I am trying to remove the ID's from URLs so that they can be counted in reporting. With the ID's included they are counted as unique urls when they are not. i.e. there are 1000's instead of 10's

so I would like to take a URL like this

https://www.website.co.uk/page/home-page/id93847562

and cut off the ID so it is like this

https://www.website.co.uk/page/home-page/

the length of URL varies so I cannot cut using a certain amount of characters from the end or start or use a set amount of backslashes.

I am trying to change the URLS in a column in a pandas dataframe.

the closest to an answer here i could find was this: extract id from the URL using Python

but I haven't been able to translate it to my scenario

here's my code

df.loc[df['URL'].str.contains('id'),'URL' = 'URL'[:id]

I've tried to write ' if the URL string contains 'id' replace with the URL from start to id.

the error I get is:

File "<ipython-input-18-42dc8b2df1ff>", line 3
    df.loc[df['URL'].str.contains('id'),'URL' = 'URL'[:id]
                                              ^
SyntaxError: invalid syntax

any ideas what I can do to make it work?

thank you in advance for any help and advice

Mizz H
  • 67
  • 6

3 Answers3

2

You can use str.replace

df['url'] = df['url'].str.replace('\/id.*', '/', regex=True)

Output:

                                         url
0  https://www.website.co.uk/page/home-page/
deadshot
  • 8,881
  • 4
  • 20
  • 39
  • 1
    perfect deadshot thank you. worked first attempt and is in a format I can use to do similar edits. – Mizz H Sep 27 '20 at 12:02
  • 1
    which comma are you talking about? this may help [str.replace](https://pandas.pydata.org/pandas-docs/stable/reference/api/pandas.Series.str.replace.html) – deadshot Sep 27 '20 at 12:14
1

You can do rsplit with optional parameter n=1 to limit the number of splits:

df['URL'] = df['URL'].str.rsplit('/', n=1).str[0]

0    https://www.website.co.uk/page/home-page
Name: URL, dtype: object
Shubham Sharma
  • 68,127
  • 6
  • 24
  • 53
1

are the IDs always following a forward slash and at the end of the string?
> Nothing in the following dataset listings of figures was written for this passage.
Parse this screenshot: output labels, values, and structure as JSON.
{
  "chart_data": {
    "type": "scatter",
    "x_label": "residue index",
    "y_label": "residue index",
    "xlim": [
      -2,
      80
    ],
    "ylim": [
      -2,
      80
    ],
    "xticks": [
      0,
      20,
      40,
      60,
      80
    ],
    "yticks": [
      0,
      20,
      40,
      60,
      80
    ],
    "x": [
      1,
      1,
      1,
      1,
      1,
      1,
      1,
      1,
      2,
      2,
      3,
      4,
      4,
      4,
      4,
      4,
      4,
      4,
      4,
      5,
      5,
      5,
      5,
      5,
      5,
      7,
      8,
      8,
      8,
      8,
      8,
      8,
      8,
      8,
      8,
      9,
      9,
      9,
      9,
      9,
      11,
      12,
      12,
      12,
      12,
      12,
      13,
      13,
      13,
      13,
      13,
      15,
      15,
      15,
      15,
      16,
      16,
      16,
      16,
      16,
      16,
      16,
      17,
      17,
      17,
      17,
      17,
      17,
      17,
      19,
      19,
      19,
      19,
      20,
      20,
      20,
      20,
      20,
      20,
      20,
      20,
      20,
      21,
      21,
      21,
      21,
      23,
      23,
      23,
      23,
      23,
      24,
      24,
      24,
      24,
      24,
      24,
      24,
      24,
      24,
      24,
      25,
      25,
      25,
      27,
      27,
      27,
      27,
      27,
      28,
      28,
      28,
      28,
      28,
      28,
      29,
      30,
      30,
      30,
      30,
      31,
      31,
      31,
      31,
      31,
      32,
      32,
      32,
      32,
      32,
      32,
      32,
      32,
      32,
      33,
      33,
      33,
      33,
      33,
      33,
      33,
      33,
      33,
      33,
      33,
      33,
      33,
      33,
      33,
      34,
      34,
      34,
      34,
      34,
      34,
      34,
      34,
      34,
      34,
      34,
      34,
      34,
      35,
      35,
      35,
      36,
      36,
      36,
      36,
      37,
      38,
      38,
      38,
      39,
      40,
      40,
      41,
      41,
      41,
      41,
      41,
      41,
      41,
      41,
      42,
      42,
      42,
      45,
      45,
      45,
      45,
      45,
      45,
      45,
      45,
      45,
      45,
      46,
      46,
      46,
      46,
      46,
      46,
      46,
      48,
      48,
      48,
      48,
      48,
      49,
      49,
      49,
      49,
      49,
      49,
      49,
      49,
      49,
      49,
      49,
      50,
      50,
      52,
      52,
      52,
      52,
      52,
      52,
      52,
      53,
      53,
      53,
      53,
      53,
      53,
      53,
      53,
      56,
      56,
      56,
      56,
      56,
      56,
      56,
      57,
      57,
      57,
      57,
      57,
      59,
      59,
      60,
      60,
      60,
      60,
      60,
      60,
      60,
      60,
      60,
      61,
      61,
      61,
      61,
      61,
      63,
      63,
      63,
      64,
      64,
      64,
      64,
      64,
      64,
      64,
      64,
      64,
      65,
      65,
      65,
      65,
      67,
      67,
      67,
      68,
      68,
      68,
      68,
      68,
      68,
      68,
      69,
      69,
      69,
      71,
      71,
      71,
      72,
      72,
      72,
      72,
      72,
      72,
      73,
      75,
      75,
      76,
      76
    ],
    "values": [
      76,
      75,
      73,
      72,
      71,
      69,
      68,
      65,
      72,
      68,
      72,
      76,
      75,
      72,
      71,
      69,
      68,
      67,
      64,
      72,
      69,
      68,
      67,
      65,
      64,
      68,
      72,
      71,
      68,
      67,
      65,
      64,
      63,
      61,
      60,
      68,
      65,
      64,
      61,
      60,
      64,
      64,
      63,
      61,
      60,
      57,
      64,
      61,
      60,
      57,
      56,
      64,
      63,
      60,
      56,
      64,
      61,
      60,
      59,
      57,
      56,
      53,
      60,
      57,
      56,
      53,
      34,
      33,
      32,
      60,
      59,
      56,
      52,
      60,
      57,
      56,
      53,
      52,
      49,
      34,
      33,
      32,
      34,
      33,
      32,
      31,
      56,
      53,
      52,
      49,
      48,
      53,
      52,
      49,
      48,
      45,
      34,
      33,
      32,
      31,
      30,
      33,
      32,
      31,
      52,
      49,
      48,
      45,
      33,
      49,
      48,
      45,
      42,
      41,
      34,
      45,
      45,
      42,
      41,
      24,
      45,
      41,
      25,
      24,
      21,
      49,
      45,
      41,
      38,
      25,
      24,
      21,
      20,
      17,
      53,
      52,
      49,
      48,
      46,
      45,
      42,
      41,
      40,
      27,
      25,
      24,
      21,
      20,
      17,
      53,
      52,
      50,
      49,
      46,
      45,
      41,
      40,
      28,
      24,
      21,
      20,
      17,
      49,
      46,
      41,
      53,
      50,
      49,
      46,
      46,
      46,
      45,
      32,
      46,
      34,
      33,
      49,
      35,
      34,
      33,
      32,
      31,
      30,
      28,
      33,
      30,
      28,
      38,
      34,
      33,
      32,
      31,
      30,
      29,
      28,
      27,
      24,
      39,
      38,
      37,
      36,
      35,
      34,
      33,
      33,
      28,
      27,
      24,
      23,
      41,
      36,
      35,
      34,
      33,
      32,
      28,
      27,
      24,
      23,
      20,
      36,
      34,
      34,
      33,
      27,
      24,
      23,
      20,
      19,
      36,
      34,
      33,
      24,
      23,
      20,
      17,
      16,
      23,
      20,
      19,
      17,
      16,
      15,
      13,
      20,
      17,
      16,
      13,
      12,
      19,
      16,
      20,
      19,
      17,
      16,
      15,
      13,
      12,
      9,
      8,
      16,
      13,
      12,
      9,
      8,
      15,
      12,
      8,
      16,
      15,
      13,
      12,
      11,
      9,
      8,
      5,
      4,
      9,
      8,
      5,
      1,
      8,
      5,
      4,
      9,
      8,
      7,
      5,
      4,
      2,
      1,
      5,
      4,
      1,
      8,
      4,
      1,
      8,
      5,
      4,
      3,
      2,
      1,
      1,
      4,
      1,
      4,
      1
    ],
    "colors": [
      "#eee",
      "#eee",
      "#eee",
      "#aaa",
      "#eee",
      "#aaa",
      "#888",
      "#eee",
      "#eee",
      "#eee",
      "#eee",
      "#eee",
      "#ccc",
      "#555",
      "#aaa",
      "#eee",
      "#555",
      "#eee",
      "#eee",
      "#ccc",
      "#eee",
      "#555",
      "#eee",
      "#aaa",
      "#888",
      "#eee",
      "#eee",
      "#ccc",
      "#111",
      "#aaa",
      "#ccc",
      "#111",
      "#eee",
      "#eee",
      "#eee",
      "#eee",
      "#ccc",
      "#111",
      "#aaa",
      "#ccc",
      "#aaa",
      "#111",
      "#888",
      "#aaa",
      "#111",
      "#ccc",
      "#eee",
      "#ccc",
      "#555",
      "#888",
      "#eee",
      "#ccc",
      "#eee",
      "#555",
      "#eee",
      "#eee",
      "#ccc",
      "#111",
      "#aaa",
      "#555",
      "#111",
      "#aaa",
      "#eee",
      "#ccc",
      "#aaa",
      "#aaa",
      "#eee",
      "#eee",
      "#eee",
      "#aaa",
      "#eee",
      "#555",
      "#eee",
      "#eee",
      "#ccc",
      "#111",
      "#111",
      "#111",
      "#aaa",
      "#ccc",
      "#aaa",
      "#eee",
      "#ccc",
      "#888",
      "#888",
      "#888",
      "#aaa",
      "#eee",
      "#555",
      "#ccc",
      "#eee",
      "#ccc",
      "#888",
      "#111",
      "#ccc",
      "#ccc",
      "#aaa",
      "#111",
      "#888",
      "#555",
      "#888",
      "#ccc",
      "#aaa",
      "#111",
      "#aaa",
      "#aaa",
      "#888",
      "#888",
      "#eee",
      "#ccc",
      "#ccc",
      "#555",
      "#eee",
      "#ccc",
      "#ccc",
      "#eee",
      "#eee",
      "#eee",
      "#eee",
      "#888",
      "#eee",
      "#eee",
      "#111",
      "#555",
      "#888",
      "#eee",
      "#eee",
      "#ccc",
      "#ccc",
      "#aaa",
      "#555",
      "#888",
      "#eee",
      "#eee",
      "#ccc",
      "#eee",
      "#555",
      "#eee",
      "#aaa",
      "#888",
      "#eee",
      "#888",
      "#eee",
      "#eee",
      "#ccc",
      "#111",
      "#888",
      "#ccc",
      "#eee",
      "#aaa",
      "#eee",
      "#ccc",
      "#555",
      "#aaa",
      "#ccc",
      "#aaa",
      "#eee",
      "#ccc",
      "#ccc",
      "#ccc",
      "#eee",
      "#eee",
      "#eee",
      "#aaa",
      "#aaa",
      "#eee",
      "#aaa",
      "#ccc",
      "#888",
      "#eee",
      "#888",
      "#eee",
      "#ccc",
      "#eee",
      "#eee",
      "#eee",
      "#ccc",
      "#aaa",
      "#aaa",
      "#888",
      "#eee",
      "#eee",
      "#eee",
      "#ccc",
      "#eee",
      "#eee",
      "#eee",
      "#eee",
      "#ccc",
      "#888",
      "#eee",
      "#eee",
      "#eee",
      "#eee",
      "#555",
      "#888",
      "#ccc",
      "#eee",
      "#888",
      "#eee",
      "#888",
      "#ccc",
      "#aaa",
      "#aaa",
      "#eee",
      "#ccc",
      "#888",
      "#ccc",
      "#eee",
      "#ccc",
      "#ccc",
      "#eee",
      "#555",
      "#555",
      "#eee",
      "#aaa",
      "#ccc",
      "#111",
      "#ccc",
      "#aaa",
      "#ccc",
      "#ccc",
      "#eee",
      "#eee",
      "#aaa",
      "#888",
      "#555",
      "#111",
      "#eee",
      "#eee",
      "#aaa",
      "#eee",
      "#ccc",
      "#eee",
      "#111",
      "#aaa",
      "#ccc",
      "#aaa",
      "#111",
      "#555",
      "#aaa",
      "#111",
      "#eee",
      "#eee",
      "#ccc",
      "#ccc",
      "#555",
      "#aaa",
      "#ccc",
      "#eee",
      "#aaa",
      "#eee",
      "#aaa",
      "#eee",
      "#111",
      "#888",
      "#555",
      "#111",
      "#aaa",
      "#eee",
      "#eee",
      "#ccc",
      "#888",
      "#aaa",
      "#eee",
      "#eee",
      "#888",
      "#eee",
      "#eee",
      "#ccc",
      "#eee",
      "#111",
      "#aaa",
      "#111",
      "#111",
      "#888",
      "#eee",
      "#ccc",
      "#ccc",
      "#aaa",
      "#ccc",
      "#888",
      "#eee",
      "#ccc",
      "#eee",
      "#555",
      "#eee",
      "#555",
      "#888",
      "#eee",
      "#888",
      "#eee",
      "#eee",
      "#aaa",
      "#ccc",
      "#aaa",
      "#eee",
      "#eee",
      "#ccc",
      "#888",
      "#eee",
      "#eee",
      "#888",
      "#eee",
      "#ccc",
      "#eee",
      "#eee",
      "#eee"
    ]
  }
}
The following code works for me (with those assumptions). I also added a restriction that following "id" there has to be 2-10 digits, but you can of course edit that to fit your use case. Good luck! :)

import re
import pandas as pd

df = pd.DataFrame({"url": ["https://www.website.co.uk/page/home-page/id93847562"]})
df["url"] = df["url"].map(lambda x: re.sub(r"/id[0-9]{2,10}$", "/", x))
df
SOwla
  • 376
  • 2
  • 9
  • df["URL"] = df["URL"].map(lambda x: re.sub(r"/id[0-9]{2,10}$", "/", x)) but it gives: TypeError: expected string or bytes-like object – Mizz H Sep 27 '20 at 11:59
  • strange.. it works in my notebook, but I'm new to python, so I'm not sure where our differences might've come from.. Glad the other answers worked (I didn't see them before submitting mine)! – SOwla Sep 27 '20 at 12:05
  • could be me, I'm new too! – Mizz H Sep 27 '20 at 12:13